Santander’s net profits nearly doubled in 2013
Almost half of Spanish banking giant’s earnings came from its business in Latin America
Banco Santander's earnings almost doubled last year due, due to lower provisioning needs, although the margins of Spain’s biggest lender remained under pressure, while earnings from Latin America fell due in part to currency factors.
Santander said Thursday that its net profit climbed 90.5 percent from a year earlier to 4.37 billion euros, although the contribution from Spain declined 45 percent to 478 million, with the economy only emerging from its longest recession in decades in the third quarter. Group net income in the fourth quarter alone rose to 1.06 billion euros from 423 million a year earlier.
Emilio Botín, chairman of the euro zone's largest bank by market share, said on Thursday that: “After several years of strengthening the balance sheet and capital, Banco Santander is embarking on a period of strong profit growth in the coming years.”
Despite the crisis, Santander's release boasted about the fact that it is one of the few lenders to have turned a profit "quarter after quarter for the last five years." This, said the bank, was thanks to its geographical diversification, which allowed 53 percent of earnings to come from developing markets and 47 percent from mature markets.
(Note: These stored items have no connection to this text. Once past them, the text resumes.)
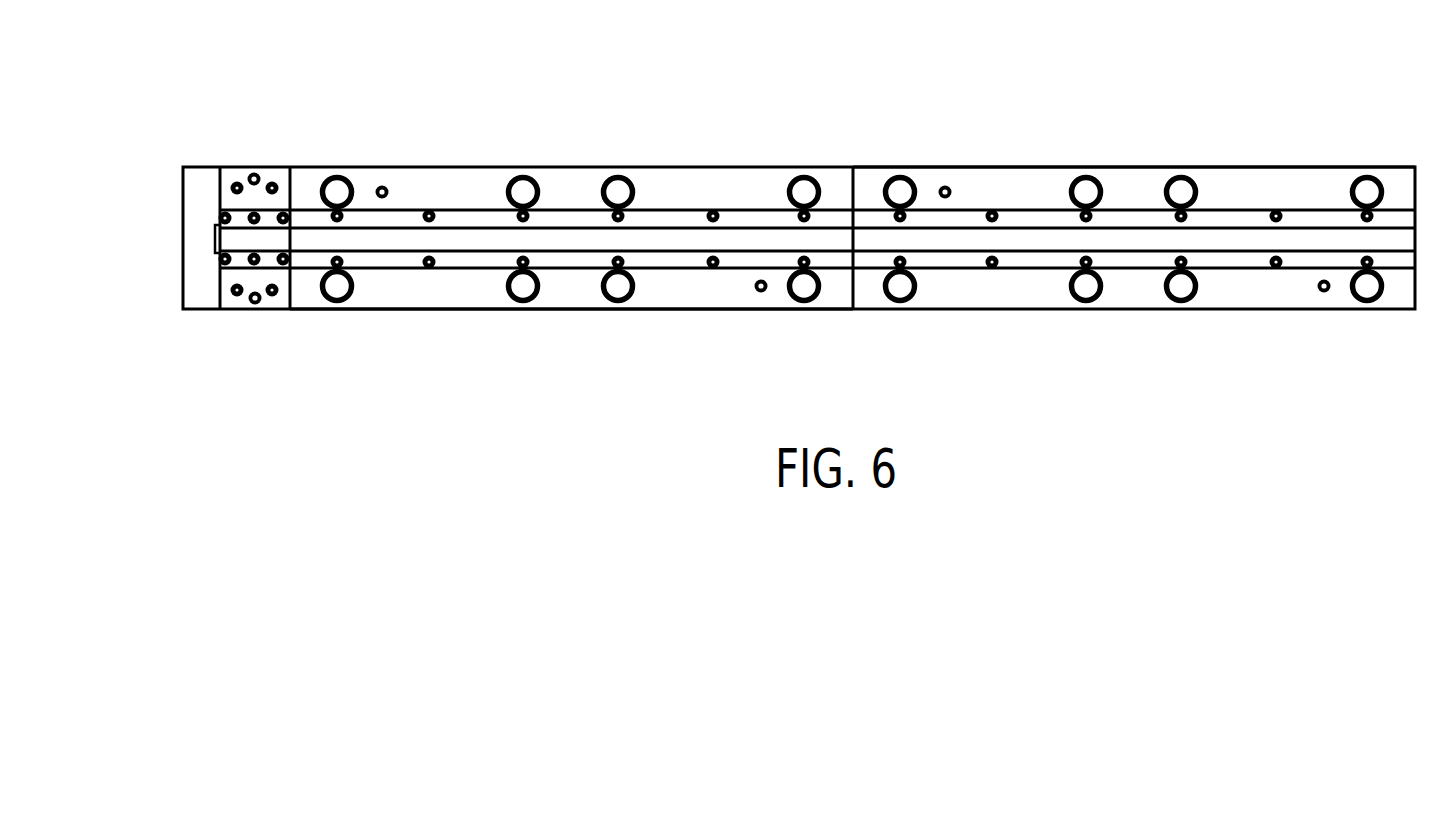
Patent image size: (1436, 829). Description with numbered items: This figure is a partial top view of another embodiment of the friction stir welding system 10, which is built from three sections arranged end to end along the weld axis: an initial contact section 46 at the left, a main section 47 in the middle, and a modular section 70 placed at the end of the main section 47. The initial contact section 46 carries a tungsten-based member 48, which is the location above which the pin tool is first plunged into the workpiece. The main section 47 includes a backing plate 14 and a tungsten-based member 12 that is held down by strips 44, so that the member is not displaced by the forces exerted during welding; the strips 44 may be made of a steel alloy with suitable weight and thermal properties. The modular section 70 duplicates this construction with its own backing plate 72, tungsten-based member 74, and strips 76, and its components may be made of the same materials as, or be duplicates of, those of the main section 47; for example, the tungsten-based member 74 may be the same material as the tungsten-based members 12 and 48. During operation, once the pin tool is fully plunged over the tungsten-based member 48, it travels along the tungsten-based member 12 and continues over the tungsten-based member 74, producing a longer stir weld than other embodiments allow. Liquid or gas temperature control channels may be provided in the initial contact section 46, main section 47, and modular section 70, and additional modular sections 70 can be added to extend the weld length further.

The friction stir welding system 10 is at (781, 68).
The tungsten-based member 12 is at (545, 238).
The backing plate 14 is at (572, 295).
The strips 44 is at (685, 218).
The initial contact section 46 is at (258, 148).
The main section 47 is at (448, 330).
The tungsten-based member 48 is at (230, 237).
The modular section 70 is at (1113, 330).
The backing plate 72 is at (1023, 185).
The tungsten-based member 74 is at (983, 242).
The strips 76 is at (1213, 260).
Latin America represented 47 percent of the group's profits, particularly Brazil with 23 percent, while Europe represented 43 percent. Spain contributed seven percent, Britain 17 percent and the United States 10 percent.
We are now stronger than in 2008 and better prepared to face changes in the global economy”
However, net attributable earnings of the Latin American division declined 23.6 percent, while those of Brazil were down 27.9 percent.
Net interest income, the difference between what a bank earns from loans and pays out on deposits, declined 13.3 percent to 25.935 billion euros.
According to Santander, these results indicate "a turnaround" after the dwindling profits of recent years, themselves a result of the international economic crisis, which forced lenders to clean up their balance sheets.
“Santander is one of the international banks that has overcome the crisis most successfully. We are now stronger than in 2008 and better prepared to face the changes in the financial system and the global economy itself,” Botín said.
Botín said he was confident that the recent turbulence in Argentina, which has seen sharp falls in the peso, would be short-lived. “As far as Argentina is concerned, the economy is showing signs of well-documented strength such as acceptable growth [prospects] for 2014, a private sector with little debt, low levels of unemployment, [forecast] record farm output for 2014 and high raw material prices,” he said.
“The bout of exchange rate instability in which the country is immersed is no reason for us to think that the situation described above will change, particularly bearing in mind the strong solvency and loan quality of the main banks,” he added.
Turning the domestic economy, the Santander chief said while positive signs have emerged of late, “the effects of the crisis will take time to disappear.”
“We should remain cautious. The economic backdrop is still difficult. Consolidating the recovery does not mean we are back to normal, if by normal we understand the years before the crisis,” he said.
Botín said unemployment still remains very high and must be reduced, while both private and public debt levels need to fall. He urged the government to push ahead with its reform agenda. “It is important to advance in the reforms that are still pending as they are vital for a return to satisfactory growth rates.”